West Side Story 2013
mit der Christophorus-Kantorei Altensteig
Kantorei meistert auch Kampfgetümmel
Altensteig – Wie fühlt es sich an, nach zweieinhalbstündiger Aufführung mit Applaus überschüttet und von 500 Premierenbesuchern der West Side Story mit stehenden Ovationen verabschiedet zu werden? Bestimmt überglücklich, weil einem das Gefühl sagt, Außergewöhnliches geleistet zu haben und Teil einer fulminanten Vorstellung gewesen zu sein.
Dass die Christophorus- Kantorei in der Lage ist, musikalisch zu glänzen, hat sie bei der letzten großen Produktion, der Oper „Carmen“ (2009) im Altensteiger Schlossgarten unter Beweis gestellt; dass auch außerordentliche schauspielerische und tänzerische Qualitäten vorhanden sind, konnte Regisseurin Birgit Heintel nicht von vornherein erwarten. Und wurde positiv überrascht. Packendes Kampfgetümmel, wilde Tänze, Liebenszenen voller Leidenschaft und Hingabe, geballte Temperamentsausbrüche, choreografisch durchkomponierte Massenszenen, ein Jugendsinfonie- und Kammerorchester Altensteig, welches die verschiedensten Elemente aus Klassik, Jazz, Oper und Unterhaltungsmusik zu einem bunten Melodienstrauß zusammenband – all das gab es zu bestaunen und zu bewundern.

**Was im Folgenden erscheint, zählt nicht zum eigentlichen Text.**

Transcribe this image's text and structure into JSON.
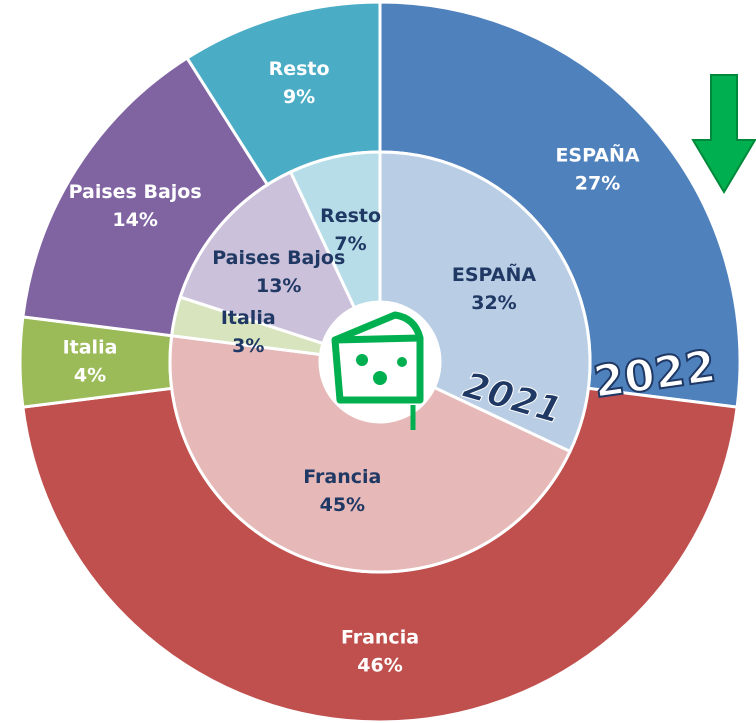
{
  "chart_data": {
    "type": "donut",
    "categories": [
      "ESPAÑA",
      "Francia",
      "Italia",
      "Paises Bajos",
      "Resto"
    ],
    "series": [
      {
        "name": "2022",
        "values": [
          27,
          46,
          4,
          14,
          9
        ],
        "value_labels": [
          "27%",
          "46%",
          "4%",
          "14%",
          "9%"
        ],
        "colors": [
          "#4f81bd",
          "#c0504d",
          "#9bbb59",
          "#8064a2",
          "#4bacc6"
        ]
      },
      {
        "name": "2021",
        "values": [
          32,
          45,
          3,
          13,
          7
        ],
        "value_labels": [
          "32%",
          "45%",
          "3%",
          "13%",
          "7%"
        ],
        "colors": [
          "#b9cde5",
          "#e6b9b8",
          "#d7e4bd",
          "#ccc1da",
          "#b7dee8"
        ]
      }
    ]
  }
}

Die West Side Story wurde bereits auf vielen Bühnen gespielt. Dass Michael Nonnenmanns Choristen den Vergleich nicht scheuen müssen, zeigte die Premiere. Besonders die Protagonisten Julia Münster aus Fünfbronn als Maria und Timm Shanks aus Altensteig als Tony agierten beherzt und authentisch.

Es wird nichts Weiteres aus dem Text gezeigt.